Она окончила свой рассказ в комнате, в которой не было излишней пышности, бьющей в глаза, но которая была украшена благороднейшими произведениями старого александрийского искусства.
Филострат внимательно слушал девушку, однако же, прежде чем она могла высказать свою просьбу, он прервал ее восклицанием:
– Значит дело идет о том, чтобы побудить императора оказать милость, а это… Ты не знаешь, дитя, чего ты добиваешься!..
Здесь он был прерван посланцем Селевка, который звал Церана к гостям; а Вереника, как только сенатор удалился, отправилась в свою комнату, чтобы сбросить претивший ей наряд.

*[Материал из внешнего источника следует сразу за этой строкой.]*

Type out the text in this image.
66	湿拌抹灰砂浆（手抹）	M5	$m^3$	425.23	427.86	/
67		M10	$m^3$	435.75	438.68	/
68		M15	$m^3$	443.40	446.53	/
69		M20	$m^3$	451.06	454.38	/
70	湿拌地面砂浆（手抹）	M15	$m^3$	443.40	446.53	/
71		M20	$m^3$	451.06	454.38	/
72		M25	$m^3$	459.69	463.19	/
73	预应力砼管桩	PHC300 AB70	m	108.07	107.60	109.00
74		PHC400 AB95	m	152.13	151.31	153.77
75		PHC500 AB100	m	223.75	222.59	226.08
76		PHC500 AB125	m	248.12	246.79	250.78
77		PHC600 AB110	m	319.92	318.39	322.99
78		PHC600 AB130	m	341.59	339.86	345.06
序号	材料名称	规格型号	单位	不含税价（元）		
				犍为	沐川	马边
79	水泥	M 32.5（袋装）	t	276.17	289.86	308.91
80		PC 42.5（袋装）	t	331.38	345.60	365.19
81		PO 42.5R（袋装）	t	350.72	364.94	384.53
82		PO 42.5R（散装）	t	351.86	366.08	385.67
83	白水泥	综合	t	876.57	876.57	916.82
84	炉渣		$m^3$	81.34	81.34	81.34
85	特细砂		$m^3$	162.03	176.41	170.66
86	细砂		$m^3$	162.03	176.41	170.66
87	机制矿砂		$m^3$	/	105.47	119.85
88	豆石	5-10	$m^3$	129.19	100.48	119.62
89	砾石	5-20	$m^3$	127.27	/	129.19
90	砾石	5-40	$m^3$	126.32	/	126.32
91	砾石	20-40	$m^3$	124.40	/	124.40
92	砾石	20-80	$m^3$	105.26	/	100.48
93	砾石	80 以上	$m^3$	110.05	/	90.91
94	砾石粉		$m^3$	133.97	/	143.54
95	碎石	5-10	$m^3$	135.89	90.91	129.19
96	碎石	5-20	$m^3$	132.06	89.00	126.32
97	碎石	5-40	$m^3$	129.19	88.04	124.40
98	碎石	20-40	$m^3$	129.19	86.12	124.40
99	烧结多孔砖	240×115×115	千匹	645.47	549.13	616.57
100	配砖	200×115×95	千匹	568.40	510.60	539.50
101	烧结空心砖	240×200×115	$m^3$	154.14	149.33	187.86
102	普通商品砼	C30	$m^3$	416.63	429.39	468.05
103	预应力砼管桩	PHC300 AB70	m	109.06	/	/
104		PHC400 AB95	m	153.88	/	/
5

Пообещав скоро вернуться, чтобы принять участие в совещании, она ушла, а Филострат, задумчиво посмотрев ей вслед, обратился к Мелиссе с вопросом:
– Решилась бы ты из любви к своим близким подвергнуть себя самым горьким унижениям и даже, может быть, серьезной опасности?
– Всему, даже смерти ради них! – отвечала Мелисса с радостною решимостью, и ее глаза засияли такою пламенною готовностью к самопожертвованию, что его старое сердце растаяло, и его правило, которому он строго следовал с тех пор как находился при императоре – не обращаться к властителю ни с одним словом без вызова с его стороны, – разлетелось как дым.
Держа ее руку в своей и пытливо глядя ей в лицо, он спросил ее еще раз:
– А если придется сделать шаг, для которого недостало бы мужества у многих мужчин, ты решилась бы на него?
И на этот раз «да» было ответом. Филострат выпустил ее руку и сказал:
– В таком случае мы решимся на самое крайнее средство. Я подготовлю тебе путь, а завтра, не пугайся, завтра ты, под моей охраной, явишься к императору.
Щеки девушки, зарумянившиеся от пробудившейся надежды, побледнели, и в то время как ее собеседник выказывал желание поговорить о дальнейшем с женою Селевка, Вереника вошла в комнату. На ней была теперь опять траурная одежда, и ее бледное благородное лицо было еще влажно от только что пролитых слез. Те сумрачные тени, которые, окружая женские глаза, свидетельствуют о перенесенных душевных бурях, сделались еще более темными, и, когда ее взор встретился с грустным взглядом Мелиссы, девушкою овладело желание броситься в объятия этой женщины и выплакаться на ее груди, как на груди матери.
Филострат, казалось, был тронут видом женщины, которая обладала столь многим и у которой жестокий удар судьбы отнял все, что дорого сердцу матери. Ему было приятно сообщить ей, что он надеется смягчить императора. Но все-таки предстоящий шаг очень рискован. Цезарь сильно раздражен ядовитыми нападками александрийцев, а брат Мелиссы единственный из насмешников, которого удалось схватить. Проступок александрийских остряков не может остаться безнаказанным. В подобном отчаянном положении могут помочь только отчаянные средства, и поэтому он решается предложить провести Мелиссу к цезарю, чтобы она сама попросила его о милосердии.
Вереника вздрогнула, точно укушенная скорпионом. Сильно взволнованная и точно желая оградить девушку от нападения, она охватила ее рукой, и Мелисса прижалась головой к груди матроны, точно ища поддержки.
Благоухание, исходившее от кудрей девушки, напомнило Веренике о тех минутах, когда она так же жарко прижимала к сердцу свою собственную дочь. Ее материнское сердце нашло новую цель жизни, и с восклицанием: «Это невозможно!» – она крепче прижала к себе Мелиссу.
Однако же Филострат потребовал, чтобы его выслушали. Он объяснил, что нельзя ожидать никакого результата от посредства третьего лица, кроме погибели ходатая.
– Каракалла, – продолжал он, обращаясь к Мелиссе, – страшен в своем гневе: никто не может этого отрицать, однако же в последнее время тяжкие страдания сделали его раздражительным, недовольным человеком, который относится очень строго к поведению своей свиты. Женская красота не производит на него ни малейшего впечатления, – да и без того многое служит к ограждению этой прелестной девушки. Он узнает, что достойнейшая из женщин, супруга главного жреца, в доме которого он гостит, принимает участие в судьбе Мелиссы и что я сам, друг его матери, держу ее сторону. Напротив того, его мстительность не знает границ и не может быть обуздана никем; кто же возбудит ее, того не защитит от жесточайшей участи даже заступничество Юлии Домны. Если ты не знаешь, то я тебе скажу, девушка: он убил своего брата Гету, хотя его мать защищала его своими объятиями. И теперь спрашиваю тебя в третий раз: готова ли ты жертвовать всем для своих близких? Имеешь ли ты мужество кинуться в пасть льва?